Since trying to re-ignite this discussion I've meandered across other problems with getting cross-platform clients working, the biggy for me is implementations of the consistent hashing algorithm differ between clients meaning the same key for different platforms can end up hashed against different memcached nodes :(. Still working on that one [I have now got Enyim.Memcached (C#) and Spy.memcached (Java) working together successfully for UTF8 strings, with a minor tweak to the C# code and some custom code plugged into the Java client] *sigh*

That's something separate which hasn't been dealt with yet... Even brad's tried a few times to figure that out, and no one really seems to care. I get the feeling just picking one or two consistent hashing algorithms and documenting them will be good enough. but I kind of don't want to have that conversation at this point?
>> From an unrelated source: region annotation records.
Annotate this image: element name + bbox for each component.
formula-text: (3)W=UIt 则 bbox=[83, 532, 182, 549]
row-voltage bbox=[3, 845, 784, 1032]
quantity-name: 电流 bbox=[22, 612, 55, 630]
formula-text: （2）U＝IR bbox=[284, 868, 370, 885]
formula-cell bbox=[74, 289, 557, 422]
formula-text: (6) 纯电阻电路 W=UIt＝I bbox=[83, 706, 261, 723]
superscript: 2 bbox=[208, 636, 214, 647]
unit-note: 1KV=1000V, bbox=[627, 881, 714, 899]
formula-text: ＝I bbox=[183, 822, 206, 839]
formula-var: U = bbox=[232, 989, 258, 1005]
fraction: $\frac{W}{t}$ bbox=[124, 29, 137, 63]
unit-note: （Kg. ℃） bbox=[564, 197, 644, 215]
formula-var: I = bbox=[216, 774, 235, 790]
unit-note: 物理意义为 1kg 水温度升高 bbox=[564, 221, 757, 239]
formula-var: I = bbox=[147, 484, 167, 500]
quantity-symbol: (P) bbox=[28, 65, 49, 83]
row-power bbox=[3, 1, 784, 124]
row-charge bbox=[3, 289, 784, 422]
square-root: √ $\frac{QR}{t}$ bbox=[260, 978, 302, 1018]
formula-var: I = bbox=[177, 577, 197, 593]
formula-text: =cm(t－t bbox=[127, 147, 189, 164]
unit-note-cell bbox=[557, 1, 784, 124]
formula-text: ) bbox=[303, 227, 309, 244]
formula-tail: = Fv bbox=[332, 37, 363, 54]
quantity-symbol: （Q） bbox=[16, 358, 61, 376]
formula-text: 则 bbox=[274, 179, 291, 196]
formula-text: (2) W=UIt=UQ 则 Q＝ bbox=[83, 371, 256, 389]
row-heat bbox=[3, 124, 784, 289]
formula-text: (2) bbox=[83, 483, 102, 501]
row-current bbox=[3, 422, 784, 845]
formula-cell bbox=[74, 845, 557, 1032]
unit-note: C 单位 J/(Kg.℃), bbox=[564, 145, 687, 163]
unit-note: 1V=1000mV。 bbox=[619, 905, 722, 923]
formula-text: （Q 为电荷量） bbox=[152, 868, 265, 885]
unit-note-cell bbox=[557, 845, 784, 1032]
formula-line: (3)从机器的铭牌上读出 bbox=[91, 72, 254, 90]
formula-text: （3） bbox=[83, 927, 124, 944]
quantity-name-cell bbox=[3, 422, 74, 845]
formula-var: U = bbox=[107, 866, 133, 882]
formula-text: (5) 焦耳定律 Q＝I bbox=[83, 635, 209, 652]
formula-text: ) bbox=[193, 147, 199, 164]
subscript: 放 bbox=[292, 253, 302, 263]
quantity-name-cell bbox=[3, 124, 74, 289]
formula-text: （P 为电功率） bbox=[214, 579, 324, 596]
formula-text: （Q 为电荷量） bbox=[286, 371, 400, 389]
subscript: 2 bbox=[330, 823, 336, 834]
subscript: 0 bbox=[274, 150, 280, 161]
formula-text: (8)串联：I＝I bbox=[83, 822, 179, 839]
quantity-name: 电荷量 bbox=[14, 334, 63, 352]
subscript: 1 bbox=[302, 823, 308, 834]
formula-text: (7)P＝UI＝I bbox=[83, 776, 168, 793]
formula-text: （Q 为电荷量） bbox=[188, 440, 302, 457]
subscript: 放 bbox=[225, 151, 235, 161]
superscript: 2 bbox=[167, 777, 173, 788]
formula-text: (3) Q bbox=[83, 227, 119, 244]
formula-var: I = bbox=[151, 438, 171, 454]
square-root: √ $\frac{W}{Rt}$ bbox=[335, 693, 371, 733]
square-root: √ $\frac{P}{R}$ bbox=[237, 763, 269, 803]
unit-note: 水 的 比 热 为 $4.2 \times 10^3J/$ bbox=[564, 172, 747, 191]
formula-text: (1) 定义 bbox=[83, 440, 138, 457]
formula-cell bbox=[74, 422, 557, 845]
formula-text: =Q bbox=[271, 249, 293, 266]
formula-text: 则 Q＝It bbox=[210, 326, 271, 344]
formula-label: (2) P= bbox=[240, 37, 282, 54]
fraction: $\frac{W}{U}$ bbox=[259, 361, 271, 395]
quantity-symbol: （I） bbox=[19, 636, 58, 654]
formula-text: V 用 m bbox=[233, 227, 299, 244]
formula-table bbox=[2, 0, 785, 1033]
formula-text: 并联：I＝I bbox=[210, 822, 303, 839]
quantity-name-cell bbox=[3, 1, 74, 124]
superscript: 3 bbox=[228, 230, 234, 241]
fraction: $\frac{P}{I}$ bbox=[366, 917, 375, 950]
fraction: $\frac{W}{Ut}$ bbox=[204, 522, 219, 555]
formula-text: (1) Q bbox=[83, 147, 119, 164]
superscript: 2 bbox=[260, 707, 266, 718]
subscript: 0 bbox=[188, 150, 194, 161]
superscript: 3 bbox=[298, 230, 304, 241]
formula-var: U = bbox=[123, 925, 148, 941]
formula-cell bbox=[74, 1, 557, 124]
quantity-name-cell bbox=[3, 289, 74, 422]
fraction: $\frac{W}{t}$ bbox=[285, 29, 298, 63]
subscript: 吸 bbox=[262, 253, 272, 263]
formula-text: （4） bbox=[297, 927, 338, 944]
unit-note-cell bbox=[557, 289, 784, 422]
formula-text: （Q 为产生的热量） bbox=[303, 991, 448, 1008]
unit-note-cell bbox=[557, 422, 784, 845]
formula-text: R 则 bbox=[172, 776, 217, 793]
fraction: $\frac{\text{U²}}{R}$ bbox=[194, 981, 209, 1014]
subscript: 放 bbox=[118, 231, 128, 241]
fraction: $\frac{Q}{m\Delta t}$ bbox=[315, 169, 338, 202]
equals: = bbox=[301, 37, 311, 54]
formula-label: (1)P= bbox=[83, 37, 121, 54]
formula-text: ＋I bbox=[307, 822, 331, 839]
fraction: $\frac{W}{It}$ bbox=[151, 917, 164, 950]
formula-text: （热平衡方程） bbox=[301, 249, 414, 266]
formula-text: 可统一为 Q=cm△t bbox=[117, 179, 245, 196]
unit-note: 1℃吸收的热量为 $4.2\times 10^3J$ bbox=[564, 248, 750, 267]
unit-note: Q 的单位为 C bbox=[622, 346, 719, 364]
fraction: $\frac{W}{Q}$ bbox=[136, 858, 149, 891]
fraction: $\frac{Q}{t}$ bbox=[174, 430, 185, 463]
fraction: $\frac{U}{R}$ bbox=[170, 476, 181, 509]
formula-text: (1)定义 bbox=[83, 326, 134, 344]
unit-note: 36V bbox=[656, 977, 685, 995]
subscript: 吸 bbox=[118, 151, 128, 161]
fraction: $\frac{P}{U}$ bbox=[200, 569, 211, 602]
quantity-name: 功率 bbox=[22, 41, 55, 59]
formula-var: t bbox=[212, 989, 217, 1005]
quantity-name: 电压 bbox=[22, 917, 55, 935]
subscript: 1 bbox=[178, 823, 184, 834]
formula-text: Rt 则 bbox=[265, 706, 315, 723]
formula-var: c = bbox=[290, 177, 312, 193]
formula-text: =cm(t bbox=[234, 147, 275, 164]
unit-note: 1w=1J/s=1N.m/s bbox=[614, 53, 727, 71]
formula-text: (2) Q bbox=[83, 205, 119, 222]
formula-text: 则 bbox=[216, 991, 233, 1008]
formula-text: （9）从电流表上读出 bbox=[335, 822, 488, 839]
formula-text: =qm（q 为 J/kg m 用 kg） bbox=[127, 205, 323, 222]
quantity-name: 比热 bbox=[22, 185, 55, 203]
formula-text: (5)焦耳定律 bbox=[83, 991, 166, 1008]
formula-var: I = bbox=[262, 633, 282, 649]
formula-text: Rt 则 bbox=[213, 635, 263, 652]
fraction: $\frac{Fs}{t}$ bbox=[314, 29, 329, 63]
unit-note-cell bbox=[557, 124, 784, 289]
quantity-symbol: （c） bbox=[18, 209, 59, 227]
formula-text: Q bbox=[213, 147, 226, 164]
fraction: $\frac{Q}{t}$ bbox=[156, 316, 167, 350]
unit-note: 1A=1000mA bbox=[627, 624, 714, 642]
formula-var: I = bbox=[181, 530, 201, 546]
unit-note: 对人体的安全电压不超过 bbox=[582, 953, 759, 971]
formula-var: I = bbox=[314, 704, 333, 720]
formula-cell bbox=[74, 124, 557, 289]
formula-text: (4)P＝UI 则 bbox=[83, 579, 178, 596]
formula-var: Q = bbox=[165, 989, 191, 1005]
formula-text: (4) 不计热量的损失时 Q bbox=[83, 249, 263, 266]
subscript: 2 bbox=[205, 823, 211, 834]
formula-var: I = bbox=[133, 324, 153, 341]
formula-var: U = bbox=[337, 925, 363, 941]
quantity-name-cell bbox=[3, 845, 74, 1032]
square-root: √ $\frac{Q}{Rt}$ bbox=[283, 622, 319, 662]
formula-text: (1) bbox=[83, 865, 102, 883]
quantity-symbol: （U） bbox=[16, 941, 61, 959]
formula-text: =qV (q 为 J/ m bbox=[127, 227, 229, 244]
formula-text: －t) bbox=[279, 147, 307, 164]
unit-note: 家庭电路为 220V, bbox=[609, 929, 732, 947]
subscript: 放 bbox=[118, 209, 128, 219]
The hashes should be easily extendable for all of the clients anyway, so if someone really wants to make one portable to another language binding it's easy (and free for everyone else past that point).
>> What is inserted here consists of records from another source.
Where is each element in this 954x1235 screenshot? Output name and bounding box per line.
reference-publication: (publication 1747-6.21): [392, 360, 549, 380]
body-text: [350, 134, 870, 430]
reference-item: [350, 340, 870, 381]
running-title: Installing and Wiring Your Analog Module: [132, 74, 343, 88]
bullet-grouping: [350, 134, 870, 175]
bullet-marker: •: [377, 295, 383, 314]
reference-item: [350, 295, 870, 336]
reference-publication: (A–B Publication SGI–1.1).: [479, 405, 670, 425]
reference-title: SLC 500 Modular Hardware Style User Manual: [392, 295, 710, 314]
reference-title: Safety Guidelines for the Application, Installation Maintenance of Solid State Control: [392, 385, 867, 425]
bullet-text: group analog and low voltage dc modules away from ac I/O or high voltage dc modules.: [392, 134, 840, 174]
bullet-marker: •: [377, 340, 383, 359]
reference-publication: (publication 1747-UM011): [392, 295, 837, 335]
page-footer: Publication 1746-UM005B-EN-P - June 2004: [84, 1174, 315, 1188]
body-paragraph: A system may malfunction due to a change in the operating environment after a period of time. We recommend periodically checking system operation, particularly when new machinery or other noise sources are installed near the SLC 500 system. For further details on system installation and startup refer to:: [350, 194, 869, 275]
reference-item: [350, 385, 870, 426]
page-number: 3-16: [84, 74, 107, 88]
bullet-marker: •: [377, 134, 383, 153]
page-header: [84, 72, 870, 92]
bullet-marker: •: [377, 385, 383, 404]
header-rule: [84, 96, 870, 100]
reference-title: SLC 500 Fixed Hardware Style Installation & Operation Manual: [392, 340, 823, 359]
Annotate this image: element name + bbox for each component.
JSON does seem to be a popular choice, but I'm not sure how well this would work in practice, i.e. how do you differentiate between a byte array and a character array, or do we just not care etc. etc. (perhaps thats easy to solve and my knowledge is lacking, quite probably in fact ;) )
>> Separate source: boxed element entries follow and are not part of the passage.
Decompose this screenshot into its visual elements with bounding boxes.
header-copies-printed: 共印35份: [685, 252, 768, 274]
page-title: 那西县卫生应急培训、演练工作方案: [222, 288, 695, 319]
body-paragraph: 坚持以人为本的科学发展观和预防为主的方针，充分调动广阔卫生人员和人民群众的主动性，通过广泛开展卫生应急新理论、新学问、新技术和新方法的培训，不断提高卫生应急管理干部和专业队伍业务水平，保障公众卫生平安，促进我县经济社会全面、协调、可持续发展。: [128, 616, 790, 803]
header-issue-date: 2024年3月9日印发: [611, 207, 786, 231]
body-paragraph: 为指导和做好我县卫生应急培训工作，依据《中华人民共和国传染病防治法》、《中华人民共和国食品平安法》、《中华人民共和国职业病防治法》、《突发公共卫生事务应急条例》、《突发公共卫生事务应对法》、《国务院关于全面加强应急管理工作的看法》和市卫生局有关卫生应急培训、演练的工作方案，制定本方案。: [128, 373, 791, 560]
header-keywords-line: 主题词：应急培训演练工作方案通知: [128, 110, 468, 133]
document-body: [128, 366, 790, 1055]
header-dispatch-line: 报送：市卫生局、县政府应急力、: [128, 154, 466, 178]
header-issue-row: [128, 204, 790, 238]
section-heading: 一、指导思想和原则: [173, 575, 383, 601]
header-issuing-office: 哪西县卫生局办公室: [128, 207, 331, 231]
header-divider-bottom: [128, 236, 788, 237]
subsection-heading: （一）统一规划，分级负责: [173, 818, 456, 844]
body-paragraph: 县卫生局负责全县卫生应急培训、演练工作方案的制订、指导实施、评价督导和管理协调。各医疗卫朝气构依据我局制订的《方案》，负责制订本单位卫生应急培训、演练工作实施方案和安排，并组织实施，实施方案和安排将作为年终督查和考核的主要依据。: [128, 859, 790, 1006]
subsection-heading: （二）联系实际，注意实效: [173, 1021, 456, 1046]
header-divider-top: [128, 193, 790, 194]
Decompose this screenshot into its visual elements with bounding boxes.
Example :) It'd work for most of what people need though.

I think Tomash' solution allows for the current defaults to continue to work, and for an optional 'cross platformish' (de)serialiser to be agreed amongst the client authors, however as far as I can tell there is no official communication channel to support cross-talk between the client authors other than this list (which fairly obviously is server orientated :) )

Tomash' solution is more or less what I'm advocating here; the idea is simply to add another (standardized being a pre-req!) serialization flag, so the clients don't need to even think about launching a callback if the value has been natively serialized. So there'd be a standard compressed flag, native serialized flag, application serialized flag, then whatever else. This is more simply a "Defaults be defaults" addition to the overall idea, to make it easier on the client author (and end user) community to pick it up.